Okay. So I took your suggestion of switching to matrix power to iterate the matrix. I reformulated the input data in terms of “events” and used `matrix_power`

to skip from event to event. The inner loop looks like this now:

```
profile("rollout") {
for (e in 1:N_events){
int p = event_pt[e];
c_pred[e] = (c_prev[p] * matrix_power(K[p], event_t[e]-t_prev[p])) + c_in[e];
c_prev[p] = c_pred[e];
t_prev[p] = event_t[e];
}
}
```

On two patients with 14 events per patient (one dose and 13 observations), we get:

#
Testing matrix exponentiation vs. repeated multiplication

###
Using `matrix_power`

in the inner loop

```
Elapsed Time: 47.49 seconds (Warm-up)
46.731 seconds (Sampling)
94.221 seconds (Total)
name,thread_id,total_time,forward_time,reverse_time,chain_stack,no_chain_stack,autodiff_calls,no_autodiff_calls
rollout,140320908879680,86.6827,31.1306,55.5522,12200936,59895504,138647,1
```

I haven’t gotten to being slick about re-using `matrix_power`

results as you suggested because it’s pretty complicated and wanted to report back with this result first.

###
Using raw matrix multiplication in the inner loop

```
Elapsed Time: 148.353 seconds (Warm-up)
162.844 seconds (Sampling)
311.197 seconds (Total)
name,thread_id,total_time,forward_time,reverse_time,chain_stack,no_chain_stack,autodiff_calls,no_autodiff_calls
rollout,139920360060736,234.348,144.421,89.9264,1158389532,3475168596,160087,1
```

(I also tried manually removing the deepcopy from the C++ and that improved it about 10%).

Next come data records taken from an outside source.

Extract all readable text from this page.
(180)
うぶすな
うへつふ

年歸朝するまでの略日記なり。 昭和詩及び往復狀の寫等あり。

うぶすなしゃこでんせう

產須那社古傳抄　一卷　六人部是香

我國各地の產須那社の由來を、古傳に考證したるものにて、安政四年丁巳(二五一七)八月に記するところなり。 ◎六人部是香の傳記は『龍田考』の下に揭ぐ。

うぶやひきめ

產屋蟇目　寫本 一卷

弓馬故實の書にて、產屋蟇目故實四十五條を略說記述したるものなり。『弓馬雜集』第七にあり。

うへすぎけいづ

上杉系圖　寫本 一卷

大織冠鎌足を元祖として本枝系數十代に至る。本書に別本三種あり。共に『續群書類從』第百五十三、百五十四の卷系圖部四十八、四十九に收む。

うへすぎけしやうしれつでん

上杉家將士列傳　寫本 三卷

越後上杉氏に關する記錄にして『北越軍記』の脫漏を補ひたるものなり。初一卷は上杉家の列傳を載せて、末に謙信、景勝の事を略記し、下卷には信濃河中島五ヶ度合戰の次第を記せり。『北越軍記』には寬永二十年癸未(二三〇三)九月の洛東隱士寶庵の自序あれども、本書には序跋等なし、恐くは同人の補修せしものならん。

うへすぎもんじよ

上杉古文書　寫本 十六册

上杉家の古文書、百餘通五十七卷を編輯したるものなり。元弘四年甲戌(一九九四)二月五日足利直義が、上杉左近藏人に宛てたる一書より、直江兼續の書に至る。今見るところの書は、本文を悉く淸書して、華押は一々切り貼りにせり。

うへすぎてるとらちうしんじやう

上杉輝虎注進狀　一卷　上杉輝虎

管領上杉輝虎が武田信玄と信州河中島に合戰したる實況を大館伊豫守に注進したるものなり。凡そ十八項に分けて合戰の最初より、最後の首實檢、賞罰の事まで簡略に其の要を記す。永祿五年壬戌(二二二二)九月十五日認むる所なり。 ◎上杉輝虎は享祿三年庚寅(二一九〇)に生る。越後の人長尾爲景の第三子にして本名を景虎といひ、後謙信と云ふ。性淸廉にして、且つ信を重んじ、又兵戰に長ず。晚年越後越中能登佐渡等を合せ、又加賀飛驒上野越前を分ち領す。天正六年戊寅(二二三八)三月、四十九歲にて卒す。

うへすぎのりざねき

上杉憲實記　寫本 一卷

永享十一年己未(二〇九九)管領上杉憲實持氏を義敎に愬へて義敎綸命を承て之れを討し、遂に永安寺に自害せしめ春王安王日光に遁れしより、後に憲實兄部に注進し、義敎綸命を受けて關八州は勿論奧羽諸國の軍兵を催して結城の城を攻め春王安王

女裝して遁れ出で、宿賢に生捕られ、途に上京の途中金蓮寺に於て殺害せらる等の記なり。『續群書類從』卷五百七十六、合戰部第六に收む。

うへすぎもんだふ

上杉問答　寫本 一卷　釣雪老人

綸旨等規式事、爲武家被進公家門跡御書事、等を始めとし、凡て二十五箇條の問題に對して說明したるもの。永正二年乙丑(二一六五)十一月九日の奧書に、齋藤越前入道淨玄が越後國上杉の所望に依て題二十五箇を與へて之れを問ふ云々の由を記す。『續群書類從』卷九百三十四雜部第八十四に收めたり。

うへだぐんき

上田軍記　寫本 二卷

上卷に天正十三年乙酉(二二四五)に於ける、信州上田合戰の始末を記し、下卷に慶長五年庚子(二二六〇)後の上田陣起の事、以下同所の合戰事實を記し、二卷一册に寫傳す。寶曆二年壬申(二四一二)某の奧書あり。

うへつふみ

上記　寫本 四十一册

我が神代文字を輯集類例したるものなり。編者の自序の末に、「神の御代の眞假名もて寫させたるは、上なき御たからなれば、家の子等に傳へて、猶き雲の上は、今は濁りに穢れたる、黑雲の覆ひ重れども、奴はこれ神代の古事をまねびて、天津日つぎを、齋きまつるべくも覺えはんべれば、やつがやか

Obviously, this isn’t quite as dramatic as I was hoping. And it makes me skeptical that it’s just a function of the number of matrix multiplications I’m doing.

As a comparison, the implementation with matrix multiplications in numpyro took 28 seconds.

##
What is actually slow?

Matrix multiplication itself on modern CPUs is *really* fast, right? Almost always it seems like if your task is slow, the problem is that your matrix math isn’t being done correctly (like you’ve got stray copies or whatever happening).

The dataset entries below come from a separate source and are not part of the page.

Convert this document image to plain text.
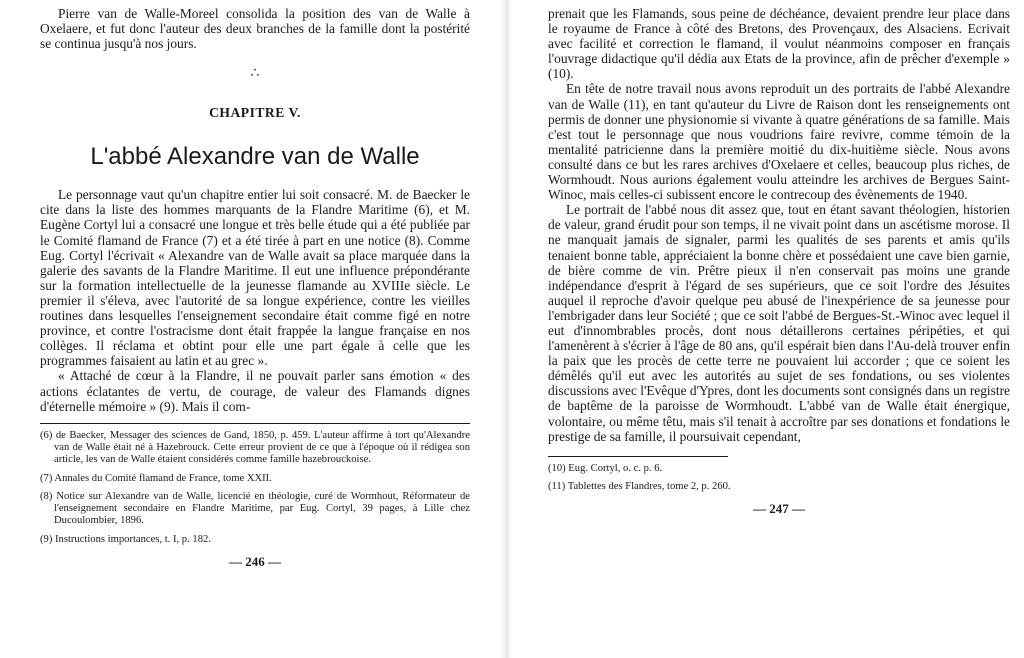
Pierre van de Walle-Moreel consolida la position des van de Walle à Oxelaere, et fut donc l'auteur des deux branches de la famille dont la postérité se continua jusqu'à nos jours.

∴
CHAPITRE V.
L'abbé Alexandre van de Walle

Le personnage vaut qu'un chapitre entier lui soit consacré. M. de Baecker le cite dans la liste des hommes marquants de la Flandre Maritime (6), et M. Eugène Cortyl lui a consacré une longue et très belle étude qui a été publiée par le Comité flamand de France (7) et a été tirée à part en une notice (8). Comme Eug. Cortyl l'écrivait « Alexandre van de Walle avait sa place marquée dans la galerie des savants de la Flandre Maritime. Il eut une influence prépondérante sur la formation intellectuelle de la jeunesse flamande au XVIIIe siècle. Le premier il s'éleva, avec l'autorité de sa longue expérience, contre les vieilles routines dans lesquelles l'enseignement secondaire était comme figé en notre province, et contre l'ostracisme dont était frappée la langue française en nos collèges. Il réclama et obtint pour elle une part égale à celle que les programmes faisaient au latin et au grec ».

« Attaché de cœur à la Flandre, il ne pouvait parler sans émotion « des actions éclatantes de vertu, de courage, de valeur des Flamands dignes d'éternelle mémoire » (9). Mais il com-

(6) de Baecker, Messager des sciences de Gand, 1850, p. 459. L'auteur affirme à tort qu'Alexandre van de Walle était né à Hazebrouck. Cette erreur provient de ce que à l'époque où il rédigea son article, les van de Walle étaient considérés comme famille hazebrouckoise.

(7) Annales du Comité flamand de France, tome XXII.

(8) Notice sur Alexandre van de Walle, licencié en théologie, curé de Wormhout, Réformateur de l'enseignement secondaire en Flandre Maritime, par Eug. Cortyl, 39 pages, à Lille chez Ducoulombier, 1896.

(9) Instructions importances, t. I, p. 182.

— 246 —

prenait que les Flamands, sous peine de déchéance, devaient prendre leur place dans le royaume de France à côté des Bretons, des Provençaux, des Alsaciens. Ecrivait avec facilité et correction le flamand, il voulut néanmoins composer en français l'ouvrage didactique qu'il dédia aux Etats de la province, afin de prêcher d'exemple » (10).

En tête de notre travail nous avons reproduit un des portraits de l'abbé Alexandre van de Walle (11), en tant qu'auteur du Livre de Raison dont les renseignements ont permis de donner une physionomie si vivante à quatre générations de sa famille. Mais c'est tout le personnage que nous voudrions faire revivre, comme témoin de la mentalité patricienne dans la première moitié du dix-huitième siècle. Nous avons consulté dans ce but les rares archives d'Oxelaere et celles, beaucoup plus riches, de Wormhoudt. Nous aurions également voulu atteindre les archives de Bergues Saint-Winoc, mais celles-ci subissent encore le contrecoup des évènements de 1940.

Le portrait de l'abbé nous dit assez que, tout en étant savant théologien, historien de valeur, grand érudit pour son temps, il ne vivait point dans un ascétisme morose. Il ne manquait jamais de signaler, parmi les qualités de ses parents et amis qu'ils tenaient bonne table, appréciaient la bonne chère et possédaient une cave bien garnie, de bière comme de vin. Prêtre pieux il n'en conservait pas moins une grande indépendance d'esprit à l'égard de ses supérieurs, que ce soit l'ordre des Jésuites auquel il reproche d'avoir quelque peu abusé de l'inexpérience de sa jeunesse pour l'embrigader dans leur Société ; que ce soit l'abbé de Bergues-St.-Winoc avec lequel il eut d'innombrables procès, dont nous détaillerons certaines péripéties, et qui l'amenèrent à s'écrier à l'âge de 80 ans, qu'il espérait bien dans l'Au-delà trouver enfin la paix que les procès de cette terre ne pouvaient lui accorder ; que ce soient les démêlés qu'il eut avec les autorités au sujet de ses fondations, ou ses violentes discussions avec l'Evêque d'Ypres, dont les documents sont consignés dans un registre de baptême de la paroisse de Wormhoudt. L'abbé van de Walle était énergique, volontaire, ou même têtu, mais s'il tenait à accroître par ses donations et fondations le prestige de sa famille, il poursuivait cependant,

(10) Eug. Cortyl, o. c. p. 6.

(11) Tablettes des Flandres, tome 2, p. 260.

— 247 —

Obviously, Stan is also doing a lot more than just multiplying matrices (in particular tracking gradients seems like it’d be nontrivial), but that obscures from me why this is slow (and how numpyro is able to beat Stan by a factor of >10 for the iterated matrix case).

##
Eigendecomposition?

One thought I had is that

c_t+j = K^jc_{t} = (S^{-1}\Lambda S)^jc_{t} = S^{-1}\Lambda^j Sc_{t}

if S is the matrix of eigenvectors of K and \Lambda is the diagonal matrix of eigenvalues of K. So,

\Lambda = \begin{pmatrix}
\lambda_1 & 0 & 0 \\
0 & \lambda_2 & 0 \\
0 & 0 & \lambda_3
\end{pmatrix} ^ j = \begin{pmatrix}
\lambda_1^j & 0 & 0 \\
0 & \lambda_2^j & 0 \\
0 & 0 & \lambda_3^j
\end{pmatrix}

So \Lambda^j should be really fast to compute if you have an eigenvector eigenvalue decomposition of K. But I can only find `eigenvectors_sym`

(for symmetric matrices). Maybe this formulation would avoid some of the complexity in the gradients or something?

##
Vectorization

The loop

```
for (p in 1:N_pts){
for (t in 2:T) {
y_pred[p, t] += (y_pred[p, t-1] * K[p]);
}
}
```

ought to be vectorized as

```
for (t in 2:T) {
y_pred[:, t] += (y_pred[:, t-1] * K[:]);
}
```

or

```
for (p in 1:N_pts){
y_pred[p, 2:T] += (y_pred[p, 1:(T-1)] * rep_array(K[p], T-1));
}
```

Right? Neither of those code blocks compile though, of course…

Thoughts? Thanks for all your help guys!